On Thursday, caretaker Prime Minister Saad Hariri told the Lebanese people he would continue his battle against the Hezbollah- led opposition by going into Monday's parliamentary consultations as a candidate for the premiership at the helm of his western-backed majority.
But Hariri also made it clear his coalition was ready to accept the outcome of such consultations, 'no matter what the results will be,' cautioning against the use of street violence.
Lebanon's unity government collapsed on January 12 after the Shiite movement Hezbollah and its allies pulled out from Hariri's cabinet.

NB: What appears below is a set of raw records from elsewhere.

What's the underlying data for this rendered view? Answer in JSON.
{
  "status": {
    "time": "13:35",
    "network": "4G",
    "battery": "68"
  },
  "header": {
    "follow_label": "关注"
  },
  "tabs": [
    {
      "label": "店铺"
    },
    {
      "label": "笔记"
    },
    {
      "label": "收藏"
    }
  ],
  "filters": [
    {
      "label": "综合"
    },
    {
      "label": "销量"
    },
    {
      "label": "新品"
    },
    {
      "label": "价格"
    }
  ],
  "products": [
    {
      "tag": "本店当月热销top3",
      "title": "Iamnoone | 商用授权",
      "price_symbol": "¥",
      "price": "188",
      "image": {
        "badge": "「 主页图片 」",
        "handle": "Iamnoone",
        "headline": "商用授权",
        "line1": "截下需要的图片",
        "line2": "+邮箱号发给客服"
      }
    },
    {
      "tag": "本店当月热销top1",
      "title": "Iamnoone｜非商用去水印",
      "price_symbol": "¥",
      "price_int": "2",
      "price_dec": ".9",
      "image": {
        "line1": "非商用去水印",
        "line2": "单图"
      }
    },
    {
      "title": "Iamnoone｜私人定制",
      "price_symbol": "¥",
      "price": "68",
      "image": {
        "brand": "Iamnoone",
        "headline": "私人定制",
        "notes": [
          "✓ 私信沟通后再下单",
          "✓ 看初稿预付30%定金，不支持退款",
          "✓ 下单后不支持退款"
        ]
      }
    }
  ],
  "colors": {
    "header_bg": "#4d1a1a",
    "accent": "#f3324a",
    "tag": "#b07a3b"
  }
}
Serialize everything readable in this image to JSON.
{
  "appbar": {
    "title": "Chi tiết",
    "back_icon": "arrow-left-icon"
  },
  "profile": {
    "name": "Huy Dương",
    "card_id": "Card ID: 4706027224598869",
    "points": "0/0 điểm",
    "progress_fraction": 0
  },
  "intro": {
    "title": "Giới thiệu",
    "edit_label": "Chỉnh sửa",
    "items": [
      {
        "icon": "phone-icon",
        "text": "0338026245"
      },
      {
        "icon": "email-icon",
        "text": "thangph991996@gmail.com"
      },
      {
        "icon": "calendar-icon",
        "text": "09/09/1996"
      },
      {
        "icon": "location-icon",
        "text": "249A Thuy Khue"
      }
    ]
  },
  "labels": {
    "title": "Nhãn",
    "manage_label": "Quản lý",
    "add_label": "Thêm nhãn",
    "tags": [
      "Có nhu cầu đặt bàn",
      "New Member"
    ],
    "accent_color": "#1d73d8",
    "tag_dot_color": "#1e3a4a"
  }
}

Hariri is currently heading a caretaker government pending the outcome of next week's consultations between Lebanese President Michel Suleiman and the country's political parties, which are divided along religious lines.
However, sources close to the president suggest those talks might be postponed to pave the way for the mediation efforts of regional players such Syria, Turkey, Qatar and Saudi Arabia.

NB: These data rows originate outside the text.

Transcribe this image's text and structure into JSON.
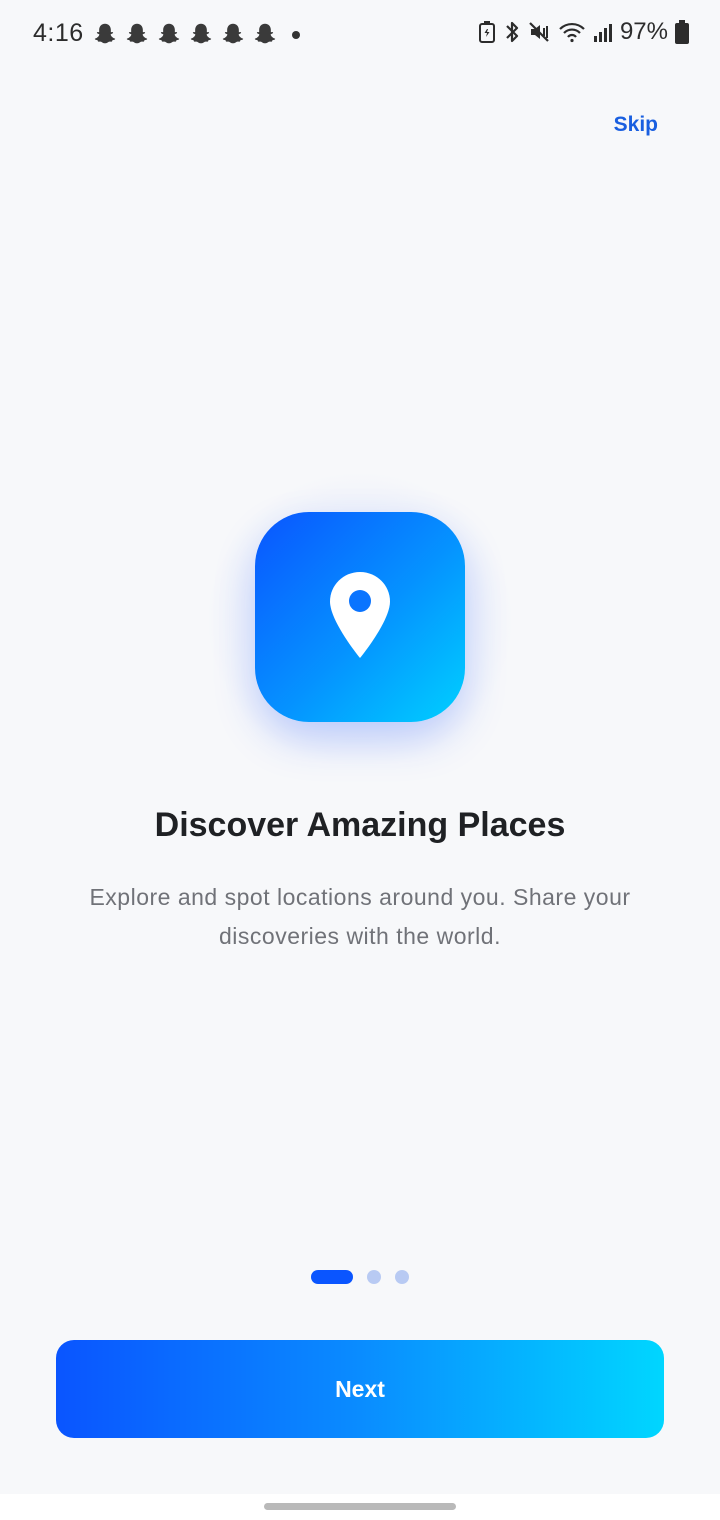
{
  "status_bar": {
    "time": "4:16",
    "notification_icons": [
      "snapchat-icon",
      "snapchat-icon",
      "snapchat-icon",
      "snapchat-icon",
      "snapchat-icon",
      "snapchat-icon"
    ],
    "battery_percent": "97%"
  },
  "onboarding": {
    "skip_label": "Skip",
    "title": "Discover Amazing Places",
    "description": "Explore and spot locations around you. Share your discoveries with the world.",
    "icon": "location-pin-icon",
    "page_indicator": {
      "total": 3,
      "current": 1
    },
    "next_label": "Next"
  },
  "colors": {
    "accent": "#0a55ff",
    "gradient_end": "#00d6ff",
    "background": "#f7f8fa",
    "skip_text": "#1a5fe0"
  }
}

Hariri's bid to hold on to power has angered the opposition, which has since increased its verbal attacks against him.
'Hariri shouldn't return to power, such a person can't be imposed on us because we want a new and clean country,' Christian opposition leader Michel Aoun said.

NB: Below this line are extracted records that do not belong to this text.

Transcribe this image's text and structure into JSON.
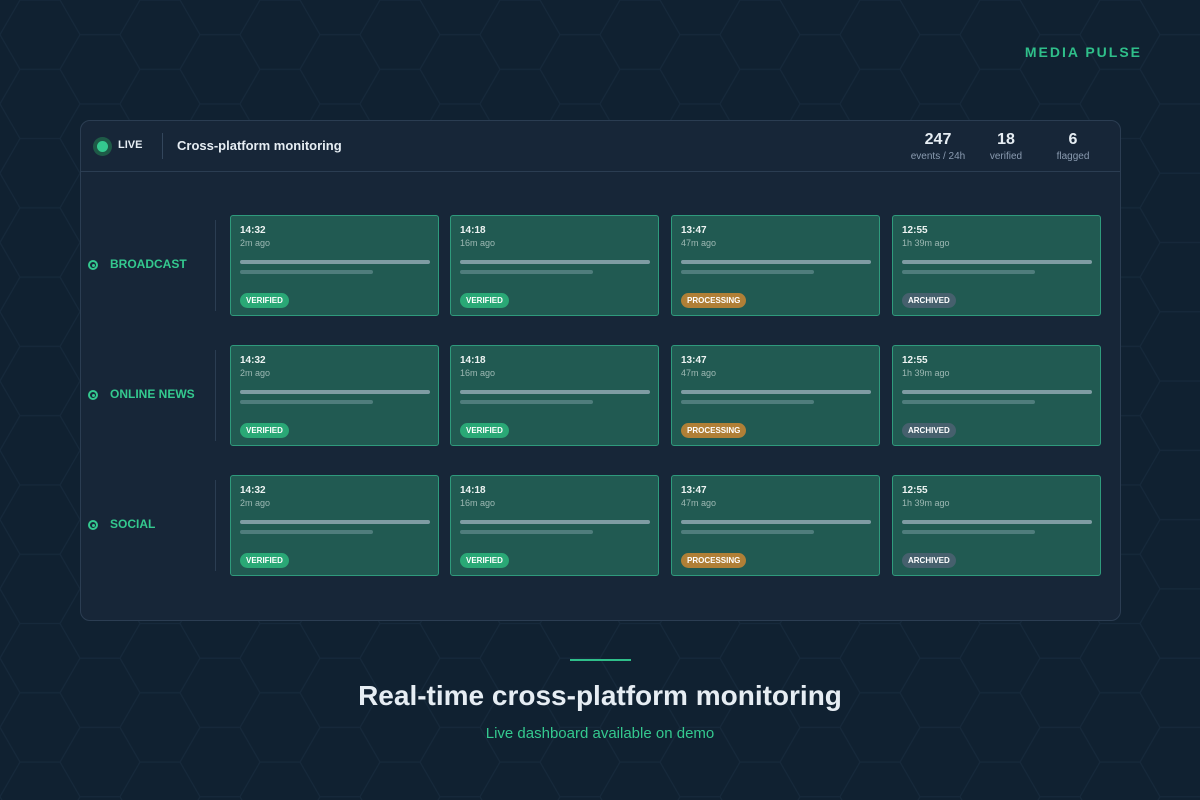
{
  "brand": "MEDIA PULSE",
  "header": {
    "live_label": "LIVE",
    "title": "Cross-platform monitoring",
    "stats": [
      {
        "value": "247",
        "label": "events / 24h"
      },
      {
        "value": "18",
        "label": "verified"
      },
      {
        "value": "6",
        "label": "flagged"
      }
    ]
  },
  "statuses": {
    "verified": {
      "label": "VERIFIED",
      "color": "#2aa876"
    },
    "processing": {
      "label": "PROCESSING",
      "color": "#b07f36"
    },
    "archived": {
      "label": "ARCHIVED",
      "color": "#46606d"
    }
  },
  "rows": [
    {
      "label": "BROADCAST",
      "cards": [
        {
          "time": "14:32",
          "ago": "2m ago",
          "status": "verified"
        },
        {
          "time": "14:18",
          "ago": "16m ago",
          "status": "verified"
        },
        {
          "time": "13:47",
          "ago": "47m ago",
          "status": "processing"
        },
        {
          "time": "12:55",
          "ago": "1h 39m ago",
          "status": "archived"
        }
      ]
    },
    {
      "label": "ONLINE NEWS",
      "cards": [
        {
          "time": "14:32",
          "ago": "2m ago",
          "status": "verified"
        },
        {
          "time": "14:18",
          "ago": "16m ago",
          "status": "verified"
        },
        {
          "time": "13:47",
          "ago": "47m ago",
          "status": "processing"
        },
        {
          "time": "12:55",
          "ago": "1h 39m ago",
          "status": "archived"
        }
      ]
    },
    {
      "label": "SOCIAL",
      "cards": [
        {
          "time": "14:32",
          "ago": "2m ago",
          "status": "verified"
        },
        {
          "time": "14:18",
          "ago": "16m ago",
          "status": "verified"
        },
        {
          "time": "13:47",
          "ago": "47m ago",
          "status": "processing"
        },
        {
          "time": "12:55",
          "ago": "1h 39m ago",
          "status": "archived"
        }
      ]
    }
  ],
  "footer": {
    "title": "Real-time cross-platform monitoring",
    "subtitle": "Live dashboard available on demo"
  },
  "colors": {
    "background": "#102131",
    "accent": "#34c98f",
    "panel": "#172638",
    "card": "#215a52"
  }
}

The crisis that erupted between the Hariri coalition and the Iranian and Syrian-backed Hezbollah is mostly over a UN tribunal's probe into the 2005 assassination of Hariri's father, former premier Rafik.
Political analysts are now focussing on the role of Druze leader Walid Jumblatt - once a close ally of Hariri - in the consultations.
Jumblatt heads a key bloc in parliament composed of 11 deputies: five Druze, as many Christians and a Sunni.
Jumblatt's aides have said he will vote with the Hezbollah opposition and defy his long-time ally Saad Hariri. But not all of the other members of his bloc are expected to vote with the opposition.
Hezbollah has 57 seats in parliament, while Hariri controls 60. If Jumblatt manages to gather 8 votes from his bloc, 'then the opposition is set to win the premiership,' one person familiar with the negotiations said.
Jumblatt has said that in order to avoid outbreaks of violence, he has no other option than back Hezbollah.
Hezbollah and its allies, for their part, are widely expected to nominate Omar Karameh, who has already served twice as premier.
Karami, who is a close ally of Syria, was prime minister when Rafik Hariri was killed along with 22 others in a massive bomb blast in 2005.
Lebanon has barely recovered from the 1975-1990 civil war that killed more than 150,000 of its people.
And foreign and Arab diplomats are becoming increasingly concerned that the country' latest politicial crisis might lead to a new wave of sectarian violence.